Apologies for the lack of detail and ignorant questions–I’m a software guy–hardware is still somewhat of a black box.

Thanks!

That chip does it’s measurements based on heat transfer inside the chip. Maybe the cause of the changing values is due to changing ambient temperatures. Any chance the thing is under the influence of the wind or other air temperature changes? The tutorial you are following doesn’t measure the temperature output of the chip. Measuring that with an analog input pin (you’ll have to add appropriate code) or even with a digital multimeter might prove this.

The outputs are low frequency (100 Hz) PWM outputs. So no I2C or SPI or UART. So the capacity of the CAT 5 cable or it’s 3 foot length is not going to cause the issue. Maybe any flexing of the cable is causing the chip to tilt, and thus disturbing your measurements. Just a wild guess here.

Or what else are you doing with the Arduino. Are you activating power-hungry actuators? Maybe that is causing supply voltage changes causing the zero-G PWM value to shift. (mentioned in the guide)

Datasheet: https://www.parallax.com/downloads/mems … -datasheet

operating guide: https://www.parallax.com/sites/default/ … e-v2.1.pdf

Valen,

Thanks for the quick response.

Temperature isn’t an issue–I’m running my tests at room temperature. And, I know that the accelerometer/Arduino are working as I can: detach the cable, plug the accelerometer directly into the Arduino board, and see the expected output.

It’s only when the cable is attached that the readings slow down. Out of curiosity and thinking it was a resistance issue (before your original response), I’d created a new cable with larger-diameter wire (18 gauge). When I tested, the readings are still slow(er) but not as slow as with the CAT 5 cable.

The guide does say that a different supply voltage can change the 0-g PWM reference. Maybe the CAT 5 cable (and possibly RJ45 connectors?) do induce a bit of a voltage drop. Try to measure the Vdd voltage against ground at the accelerometer, and compare it to what it is at the beginning of the cable at the Arduino.

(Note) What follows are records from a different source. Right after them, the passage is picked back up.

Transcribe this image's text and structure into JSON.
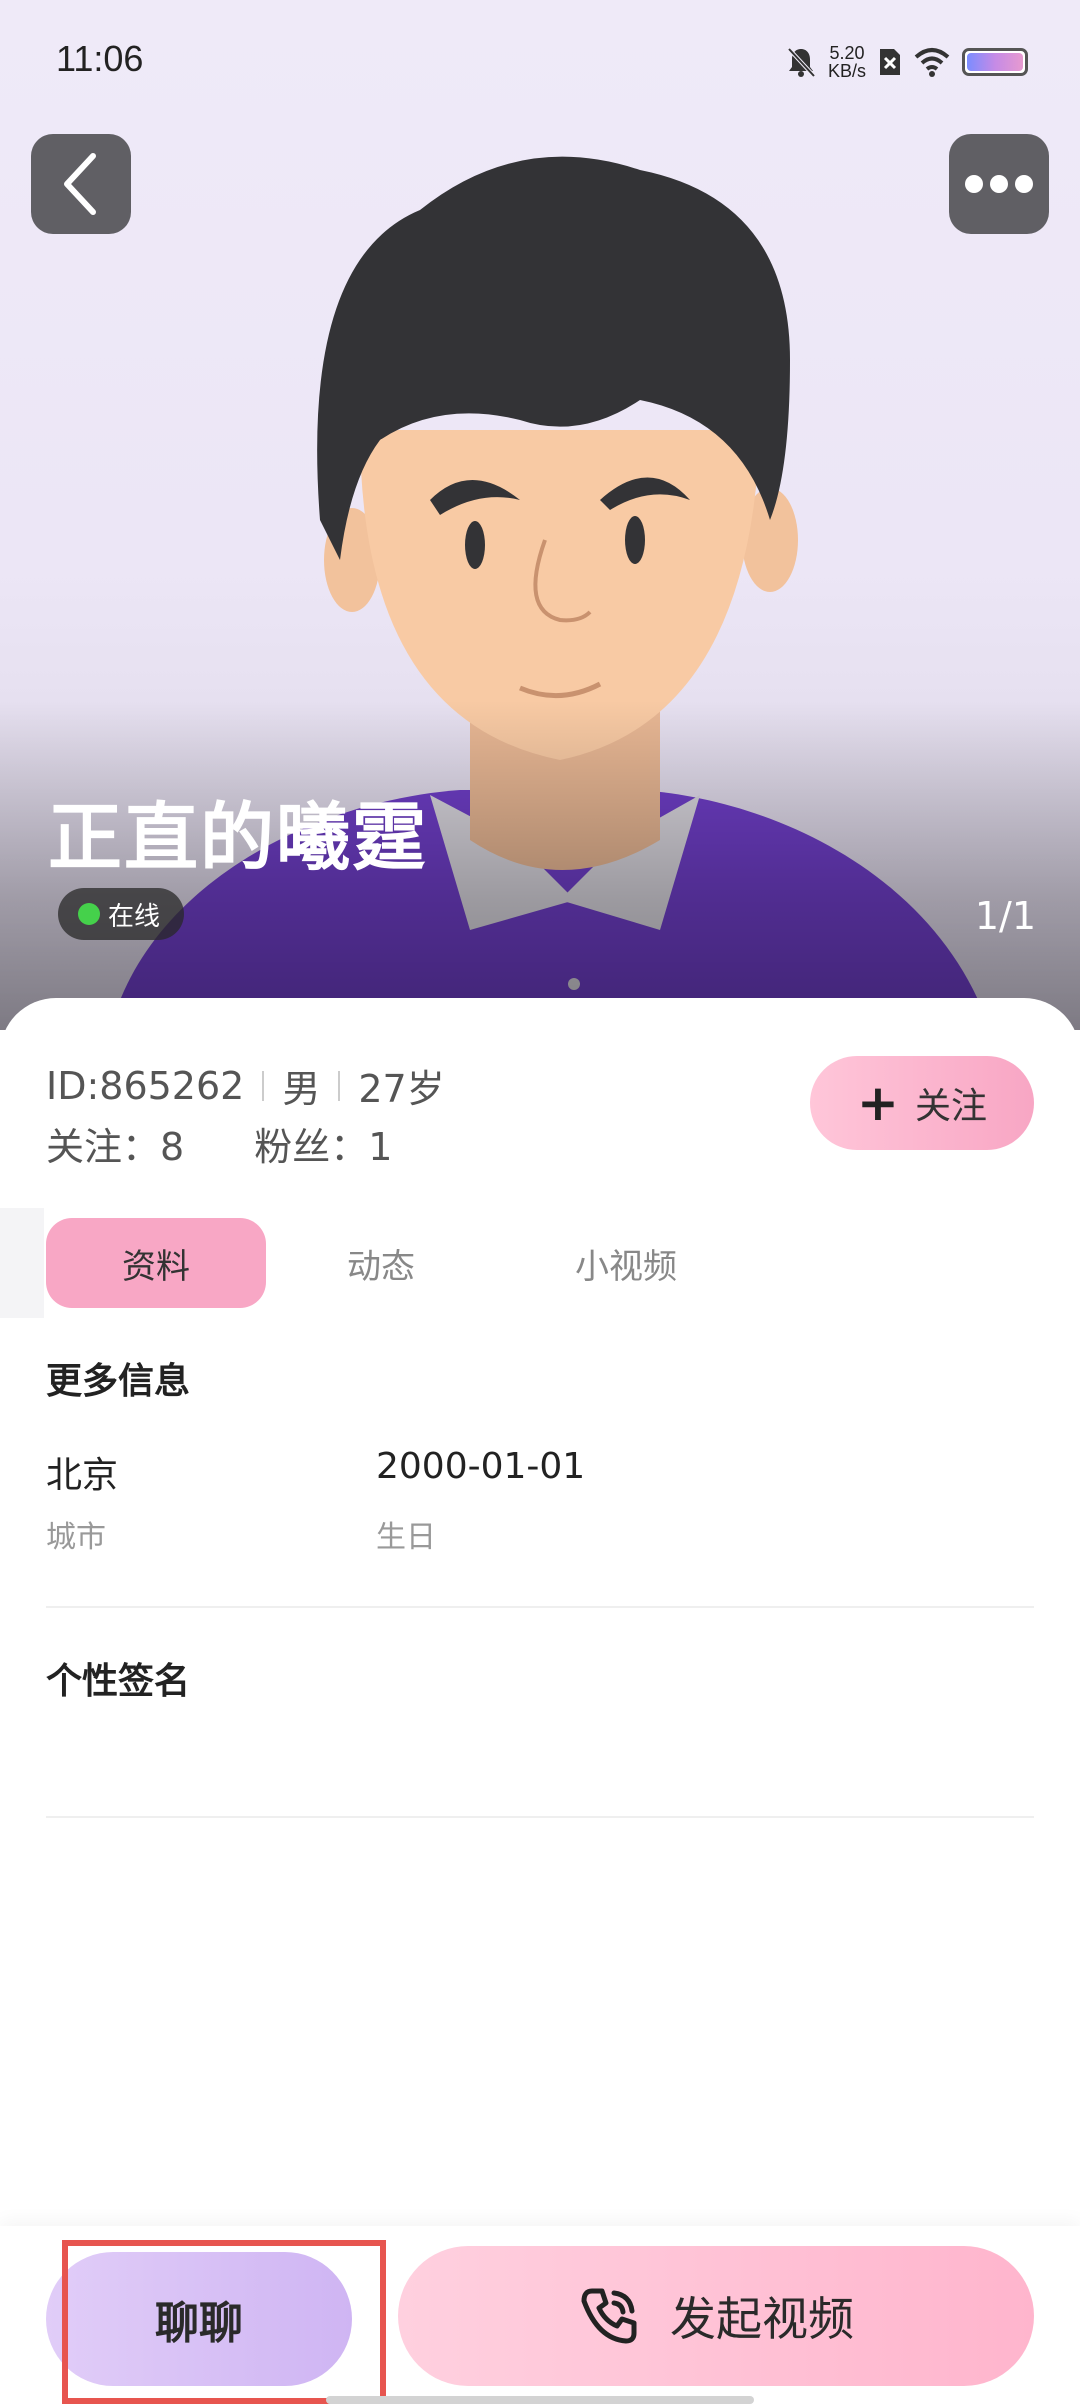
{
  "status_bar": {
    "time": "11:06",
    "net_speed_value": "5.20",
    "net_speed_unit": "KB/s",
    "icons": [
      "bell-off-icon",
      "sim-off-icon",
      "wifi-icon",
      "battery-icon"
    ]
  },
  "profile": {
    "name": "正直的曦霆",
    "online_status": "在线",
    "photo_counter": "1/1",
    "id_text": "ID:865262",
    "gender": "男",
    "age": "27岁",
    "following": "关注：8",
    "fans": "粉丝：1"
  },
  "follow_button": {
    "label": "关注"
  },
  "tabs": [
    {
      "label": "资料",
      "active": true
    },
    {
      "label": "动态",
      "active": false
    },
    {
      "label": "小视频",
      "active": false
    }
  ],
  "more_info": {
    "title": "更多信息",
    "city_value": "北京",
    "city_label": "城市",
    "birthday_value": "2000-01-01",
    "birthday_label": "生日"
  },
  "signature": {
    "title": "个性签名"
  },
  "actions": {
    "chat_label": "聊聊",
    "video_label": "发起视频"
  },
  "colors": {
    "accent_pink": "#f8a7c5",
    "accent_purple": "#d6c0f6",
    "online_green": "#45d14b",
    "highlight_red": "#e7554f"
  }
}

Does the module have the 220 ohm resistors on it? Or is it a bare chip?

I’m using the chip as Parallax sells it: There are no resistors onboard that I’m aware of. (Just checked the Parallax datasheet and there don’t appear to be any resistors in place.)

Note that while I’m using CAT 5 cable, there are no RJ45 connectors. I’ve soldered leads to the cable ends which mate with the accelerometer on one end and the Arduino on the other.

Ok, I noticed in the guide some smd parts at the top. Turns out they are decoupling capacitors to the supply inputs of the chip. Not the 220 ohm resistors in series with the digital output lines as shown in the guide.

I don’t know what else could cause this. What exactly do you mean with slow down and speed up anyway? Do the values increase/decrease? Or does the period between sample measurements change? Eitherway, the acceleration is proportional to the ratio of on-time over total pulse repetition period. The arduino code of the tutorial only measures the duration of the high period. So if the repetition period isn’t fixed (the datasheet says it can vary ± 5%, but not due to what) then it could appear as if there are accelerations. Proper code would measure the off-time of the pulse too, or the total period, and determine the ratio from that.

Could you be missing an edge due to signal integrity issues? Can you look at the signals with a scope (at the processor end)? Would it be possible to put a small micro next to the accelerometer and send back serial data?